'Tis the season for Christmas records, and as long as it's a jolly album, buying yourself a copy can be written off as a holiday investment. Season rip-offs, however, will nip at your wallet and roast your nerves.
The biggest music scam this winter is MTV's TRL Christmas. The flaky album is basically a 16-track commercial.
Willa Ford and Simple Plan beg for cars, condos and clothing lines. Nsync, Weezer, LFO, and Angela Via pine for significant others, and Blink-182 pleads for a moment's privacy. "It's Christmas Time again," the band wails. "It's time to be nice to the people you cannot stand all year."
Keeping in character, the holiday scrooges chase elves through the mall with baseball bats and wind up in the slammer. "And even though the jail didn't have a tree," Blink rants, "Christmas came. . .cuz a guy named Bubba unwrapped my package."
Saturday Night Live's Jimmy Fallon delivers a screaming alternative rock fit about snowball fights. The snot, frozen cocoa and toboggan shields are comical, but Fallon's singing is fruitcake next to Adam Sandler's satire-spiked Hanukah series.
The record's most obvious lemon, however, is POD's "Rock the Party." The single is not a Christmas jingle but a publicity stunt designed as an anecdote for bubble gum pop atheists.
The lights that do work on the string of TRL duds are the cover tunes. Christina Aguilera sings "Angels We Have Heard on High" in old-school Mariah Carey fashion. Sugar Ray karaokes to the Beach Boys' "Little Saint Nick" and Bif Naked wraps a No Doubt-punkness around "I Saw Mommy Kissing Santa Claus."
The record temporarily glitters from the dreamy prose of "Snow Angel" by Little T and One Track Mike.
"Again and again, reclining in heavenly seizures, limbs out, jumping jacks horizontally, proof of our future status left behind in the matted fossils of a winter-wide feather bed."
The poetic piece is chillingly original, and renders TRL Christmas the equivalent of a $15 single with a Trans-Siberian Orchestra bonus track.
Makeshift instruments constructed with the socks and underwear from Aunt Flo are more festive than MTV's compilation of coal.
Also this season, the vocal trio of Destiny's Child introduced its first holiday record, Eight Days of Christmas. The album's 14 tracks mix tremendous lungs and intense soul with urban beats.
The three wise women also get their own solos.
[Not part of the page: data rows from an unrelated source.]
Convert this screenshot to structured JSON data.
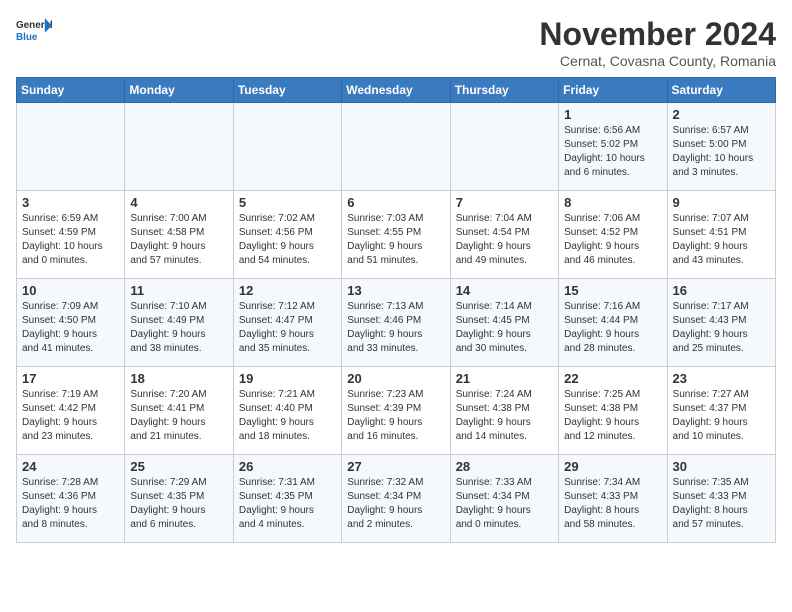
{
  "logo": {
    "line1": "General",
    "line2": "Blue"
  },
  "title": "November 2024",
  "location": "Cernat, Covasna County, Romania",
  "weekdays": [
    "Sunday",
    "Monday",
    "Tuesday",
    "Wednesday",
    "Thursday",
    "Friday",
    "Saturday"
  ],
  "weeks": [
    [
      {
        "day": "",
        "info": ""
      },
      {
        "day": "",
        "info": ""
      },
      {
        "day": "",
        "info": ""
      },
      {
        "day": "",
        "info": ""
      },
      {
        "day": "",
        "info": ""
      },
      {
        "day": "1",
        "info": "Sunrise: 6:56 AM\nSunset: 5:02 PM\nDaylight: 10 hours\nand 6 minutes."
      },
      {
        "day": "2",
        "info": "Sunrise: 6:57 AM\nSunset: 5:00 PM\nDaylight: 10 hours\nand 3 minutes."
      }
    ],
    [
      {
        "day": "3",
        "info": "Sunrise: 6:59 AM\nSunset: 4:59 PM\nDaylight: 10 hours\nand 0 minutes."
      },
      {
        "day": "4",
        "info": "Sunrise: 7:00 AM\nSunset: 4:58 PM\nDaylight: 9 hours\nand 57 minutes."
      },
      {
        "day": "5",
        "info": "Sunrise: 7:02 AM\nSunset: 4:56 PM\nDaylight: 9 hours\nand 54 minutes."
      },
      {
        "day": "6",
        "info": "Sunrise: 7:03 AM\nSunset: 4:55 PM\nDaylight: 9 hours\nand 51 minutes."
      },
      {
        "day": "7",
        "info": "Sunrise: 7:04 AM\nSunset: 4:54 PM\nDaylight: 9 hours\nand 49 minutes."
      },
      {
        "day": "8",
        "info": "Sunrise: 7:06 AM\nSunset: 4:52 PM\nDaylight: 9 hours\nand 46 minutes."
      },
      {
        "day": "9",
        "info": "Sunrise: 7:07 AM\nSunset: 4:51 PM\nDaylight: 9 hours\nand 43 minutes."
      }
    ],
    [
      {
        "day": "10",
        "info": "Sunrise: 7:09 AM\nSunset: 4:50 PM\nDaylight: 9 hours\nand 41 minutes."
      },
      {
        "day": "11",
        "info": "Sunrise: 7:10 AM\nSunset: 4:49 PM\nDaylight: 9 hours\nand 38 minutes."
      },
      {
        "day": "12",
        "info": "Sunrise: 7:12 AM\nSunset: 4:47 PM\nDaylight: 9 hours\nand 35 minutes."
      },
      {
        "day": "13",
        "info": "Sunrise: 7:13 AM\nSunset: 4:46 PM\nDaylight: 9 hours\nand 33 minutes."
      },
      {
        "day": "14",
        "info": "Sunrise: 7:14 AM\nSunset: 4:45 PM\nDaylight: 9 hours\nand 30 minutes."
      },
      {
        "day": "15",
        "info": "Sunrise: 7:16 AM\nSunset: 4:44 PM\nDaylight: 9 hours\nand 28 minutes."
      },
      {
        "day": "16",
        "info": "Sunrise: 7:17 AM\nSunset: 4:43 PM\nDaylight: 9 hours\nand 25 minutes."
      }
    ],
    [
      {
        "day": "17",
        "info": "Sunrise: 7:19 AM\nSunset: 4:42 PM\nDaylight: 9 hours\nand 23 minutes."
      },
      {
        "day": "18",
        "info": "Sunrise: 7:20 AM\nSunset: 4:41 PM\nDaylight: 9 hours\nand 21 minutes."
      },
      {
        "day": "19",
        "info": "Sunrise: 7:21 AM\nSunset: 4:40 PM\nDaylight: 9 hours\nand 18 minutes."
      },
      {
        "day": "20",
        "info": "Sunrise: 7:23 AM\nSunset: 4:39 PM\nDaylight: 9 hours\nand 16 minutes."
      },
      {
        "day": "21",
        "info": "Sunrise: 7:24 AM\nSunset: 4:38 PM\nDaylight: 9 hours\nand 14 minutes."
      },
      {
        "day": "22",
        "info": "Sunrise: 7:25 AM\nSunset: 4:38 PM\nDaylight: 9 hours\nand 12 minutes."
      },
      {
        "day": "23",
        "info": "Sunrise: 7:27 AM\nSunset: 4:37 PM\nDaylight: 9 hours\nand 10 minutes."
      }
    ],
    [
      {
        "day": "24",
        "info": "Sunrise: 7:28 AM\nSunset: 4:36 PM\nDaylight: 9 hours\nand 8 minutes."
      },
      {
        "day": "25",
        "info": "Sunrise: 7:29 AM\nSunset: 4:35 PM\nDaylight: 9 hours\nand 6 minutes."
      },
      {
        "day": "26",
        "info": "Sunrise: 7:31 AM\nSunset: 4:35 PM\nDaylight: 9 hours\nand 4 minutes."
      },
      {
        "day": "27",
        "info": "Sunrise: 7:32 AM\nSunset: 4:34 PM\nDaylight: 9 hours\nand 2 minutes."
      },
      {
        "day": "28",
        "info": "Sunrise: 7:33 AM\nSunset: 4:34 PM\nDaylight: 9 hours\nand 0 minutes."
      },
      {
        "day": "29",
        "info": "Sunrise: 7:34 AM\nSunset: 4:33 PM\nDaylight: 8 hours\nand 58 minutes."
      },
      {
        "day": "30",
        "info": "Sunrise: 7:35 AM\nSunset: 4:33 PM\nDaylight: 8 hours\nand 57 minutes."
      }
    ]
  ]
}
Beyonce Knowles' sugar coats "Silent Night," Kelly Rowland gently glides through "Do You Here What I Hear" and Michelle Williams' low suede tones ignite "O Holy Night."
The record's bonus track, a string version of the group's current single, "Emotion," is arguably better than the original.
The falsetto cheer, however, often runs too thick. Trimming some of the vocal excess would thin out the icing overload and still showcase the group's immense talents. As it stands now, the ho-ho is a little so-so.
Now That's What I Call Christmas, on the other hand, is a sugarplum aphrodisiac. For the price of one CD, Now is two discs of timeless Christmas classics performed by the artists that sing them best.
John and Yoko and the Plastic Ono Band sing a sobering "Happy Xmas (War is Over)." Frank Sinatra, Bing Crosby, Nat King Cole, Burl Ives--they master the yuletide classics that generations have grown up with.
Now offers three-dozen carols. With originals by Harry Connick, Jr., Celine Dion, Nsync, Paul McCartney, Joe and Britney Spears, it's the most varied Christmas collection on the shelf. Whether it's Bobby Helms' "Jingle Bell Rock" or Bruce Springsteen's "Santa Claus is Comin' To Town," the record jogs old memories and nourishes new ones.
Finally, for those mining couch cushions to survive the tail end of the semester, decent Christmas albums exist for less than $5. Try Jimmy Buffet's "Christmas Island," or, for a soothing study atmosphere, fish a classical Christmas CD out of a discount bin.
With a little market scrutiny, a rollicking record can prevent years of silent nights.